Ezra
Akhirnya, hari ulang tahunku.
Pertama kali dalam sejarah hidupku, Morgenstern Manor diterangi cahaya warna-warni, music berdentum menggetarkan semua kaca jendela dan paling penting lagi, hari ini setiap ruangan dipenuhi orang-orang normal, berpakaian pesta aneka warna bukan manusia jadi-jadian bertampang pucat dengan warna hitam sebagai syarat utama untuk bisa melewati gerbang.
Aku menikmati pesta ini! sangat-sangat menikmatinya. Akhirnya setelah hanya bermimpi mengadakan pesta meriah seperti anak-anak Ever Green lain yang sudah aku datangi menjadi nyata. Terlepas dari semua masalah yang sudah bepergian.
Dad tidak menampakkan diri. Dia hanya muncul tadi saat melihat kue ulang tahunku yang berwarna hitam di tata di ruangan tengah. Mom berada di depan pintu, masih menggunakan pakaian hitamnya tentu menerima siapa saja yang datang.
Hal terbaik yang aku dapatkan malam ini selain semua tumpukan kado adalah Anya. Dia muncul menggunakan gaun tanpa lengan berwarna biru tua yang mengkilap. Dandanan tipis, dan rambut yang diikat pada puncak kepala menjadikannya luar biasa menawan. Kalau saja Darrel tidak berdiri telak di sisinya, aku sudah membawa Anya ke tempat tergelap dan tersunyi di rumah ini.
Aku tidak ingin terus memikirkan Emma, tapi ketidak hadirannya sejak satu jam lalu menimbulkan kegelisahan sendiri. Aku sudah mengatakan dengan begitu jelas padanya untuk ikut bergabung bersamaku hari ini.

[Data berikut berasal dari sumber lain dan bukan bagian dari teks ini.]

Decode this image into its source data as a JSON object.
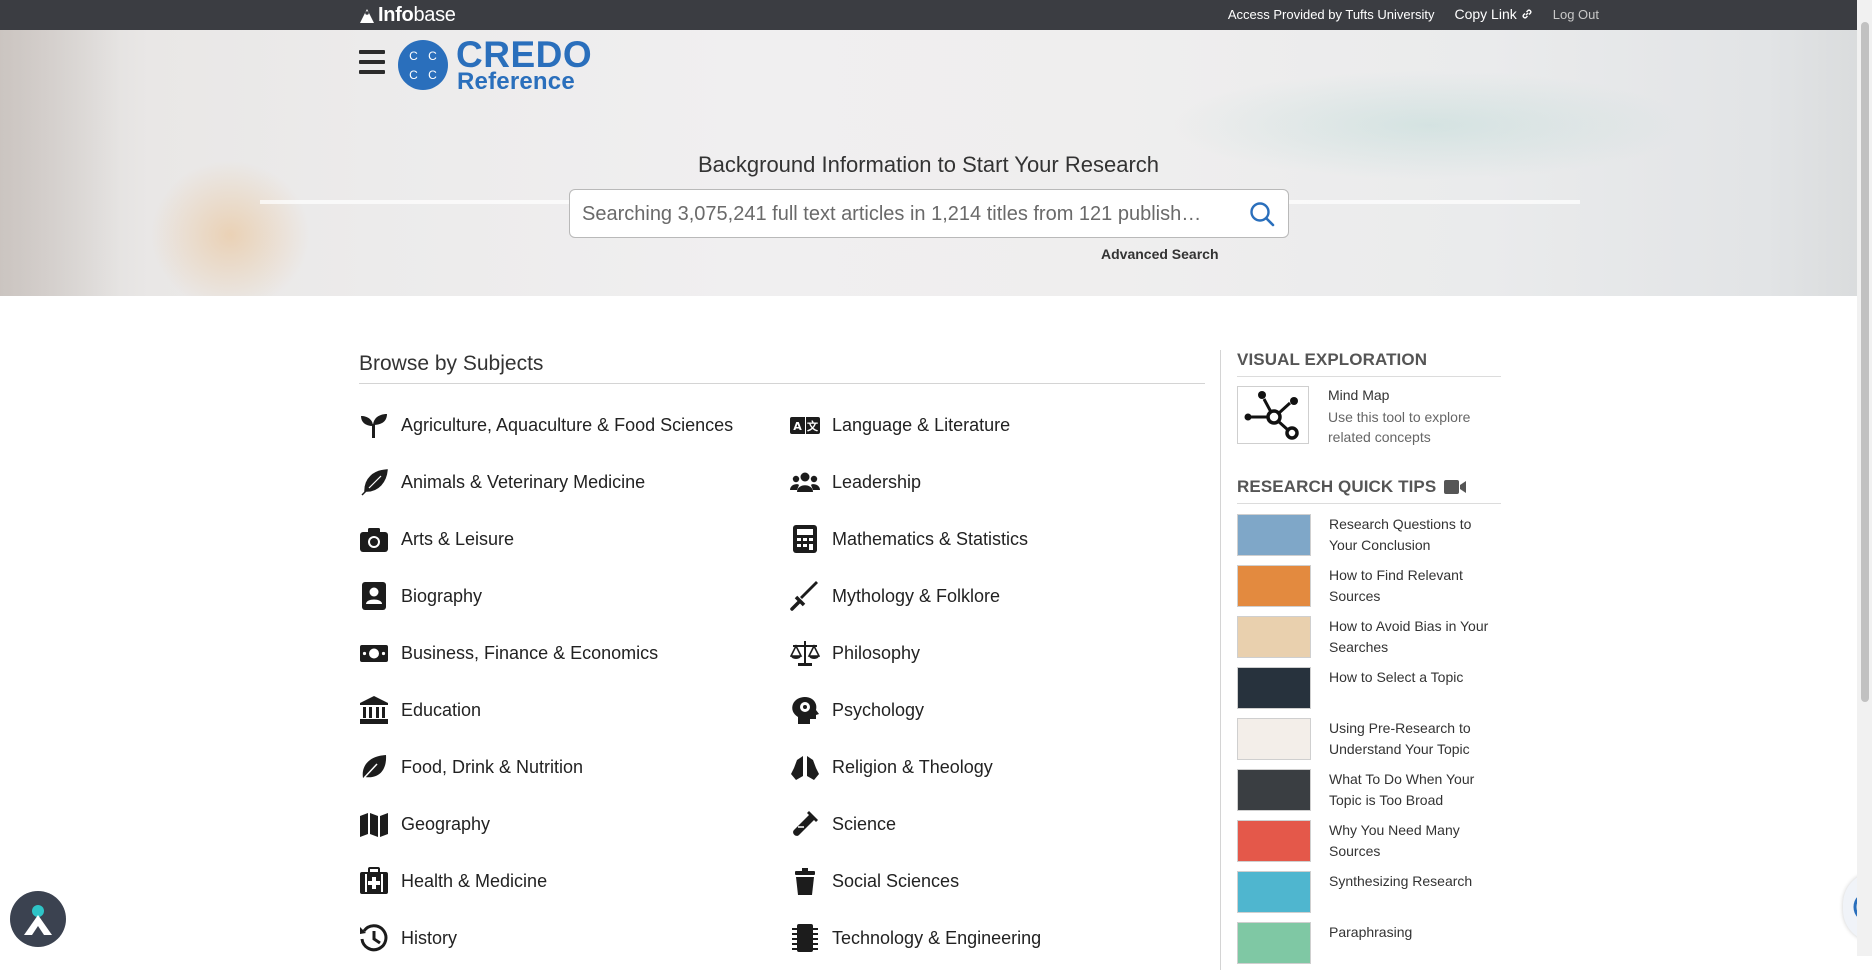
{
  "topbar": {
    "brand_bold": "Info",
    "brand_light": "base",
    "access_text": "Access Provided by Tufts University",
    "copy_link": "Copy Link",
    "logout": "Log Out"
  },
  "logo": {
    "line1": "CREDO",
    "line2": "Reference",
    "monogram": [
      "C",
      "C",
      "C",
      "C"
    ]
  },
  "hero": {
    "title": "Background Information to Start Your Research",
    "search_placeholder": "Searching 3,075,241 full text articles in 1,214 titles from 121 publish…",
    "advanced_search": "Advanced Search"
  },
  "browse": {
    "title": "Browse by Subjects",
    "left": [
      {
        "label": "Agriculture, Aquaculture & Food Sciences",
        "icon": "seedling-icon"
      },
      {
        "label": "Animals & Veterinary Medicine",
        "icon": "feather-icon"
      },
      {
        "label": "Arts & Leisure",
        "icon": "camera-icon"
      },
      {
        "label": "Biography",
        "icon": "address-book-icon"
      },
      {
        "label": "Business, Finance & Economics",
        "icon": "money-bill-icon"
      },
      {
        "label": "Education",
        "icon": "university-icon"
      },
      {
        "label": "Food, Drink & Nutrition",
        "icon": "leaf-icon"
      },
      {
        "label": "Geography",
        "icon": "map-icon"
      },
      {
        "label": "Health & Medicine",
        "icon": "medkit-icon"
      },
      {
        "label": "History",
        "icon": "history-icon"
      }
    ],
    "right": [
      {
        "label": "Language & Literature",
        "icon": "language-icon"
      },
      {
        "label": "Leadership",
        "icon": "users-icon"
      },
      {
        "label": "Mathematics & Statistics",
        "icon": "calculator-icon"
      },
      {
        "label": "Mythology & Folklore",
        "icon": "sword-icon"
      },
      {
        "label": "Philosophy",
        "icon": "balance-scale-icon"
      },
      {
        "label": "Psychology",
        "icon": "brain-head-icon"
      },
      {
        "label": "Religion & Theology",
        "icon": "praying-hands-icon"
      },
      {
        "label": "Science",
        "icon": "test-tube-icon"
      },
      {
        "label": "Social Sciences",
        "icon": "trash-cup-icon"
      },
      {
        "label": "Technology & Engineering",
        "icon": "microchip-icon"
      }
    ]
  },
  "sidebar": {
    "visual_heading": "VISUAL EXPLORATION",
    "mindmap_title": "Mind Map",
    "mindmap_desc": "Use this tool to explore related concepts",
    "tips_heading": "RESEARCH QUICK TIPS",
    "tips": [
      {
        "label": "Research Questions to Your Conclusion",
        "bg": "#7fa7c8"
      },
      {
        "label": "How to Find Relevant Sources",
        "bg": "#e38a3f"
      },
      {
        "label": "How to Avoid Bias in Your Searches",
        "bg": "#e9d0ae"
      },
      {
        "label": "How to Select a Topic",
        "bg": "#27323d"
      },
      {
        "label": "Using Pre-Research to Understand Your Topic",
        "bg": "#f3eee9"
      },
      {
        "label": "What To Do When Your Topic is Too Broad",
        "bg": "#3a3e42"
      },
      {
        "label": "Why You Need Many Sources",
        "bg": "#e4584a"
      },
      {
        "label": "Synthesizing Research",
        "bg": "#4fb6cf"
      },
      {
        "label": "Paraphrasing",
        "bg": "#7fc8a4"
      }
    ]
  }
}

Barang kali Emma sedang mengadakan pestanya sendiri. Jika dia belum memapkan batang hidung juga, aku akan mengedap ke rumahnya, lalu menyeret dia kemari.
Aku berdiri di ujung tangga menyelami kerumunan manusia. Calvin dan Darrel ada di sebelahku. Noah ikut kerumunan manusia yang bergoyang mengikuti dentuman musik.
“Ini pesta terbaik sepanjang tahun!” Noah menarik dirinya dari kerumunan dengan napas terengah.
“Tentu saja,” aku menepuk dada. Mataku tak lagi terfokus pada Noah melainkan berbelok sedikit pada Anya. Dia meliuk manja di bawah sana, begitu sempurna.
“Shena Lark benar-benar akan membakar pesta ini!” Calvin menepuk bahuku kuat dan membuatku mengalihkan pandangan pada gadis berumbai merah muda di tengah-tengah ruangan.
Shit! Aku pasti terlalu lama menatap Anya.
“Kau tidak mengundang Emma?” tanya Noah. “Aku tidak melihatnya sama sekali.”
“Dia tidak datang,” balasku sembari mengalihkan tatapan dari Anya.
“Tadi dia ada di rumah pohon,” ucap Darrel.
Kami harus berteriak saat bicara mengalahkan dentuman music.
“Apa yang kalian lakukan di sana?” tampang curiga seketika menggores wajah Calvin.
“Dia membawa perlengkapan bersih-bersih, Kurasa dia hanya ingin bebersih,” terang Darrel.
Aku menatap Darrel tanpa berkedip. Emma menceritakan padaku tentang gambar-gambar yang sobek itu.Jujur, rasa sukaku berkurang sedikit pada Anya setelah apa yang dia lakukan, tapi tetap saja malam ini dia sangat menggoda.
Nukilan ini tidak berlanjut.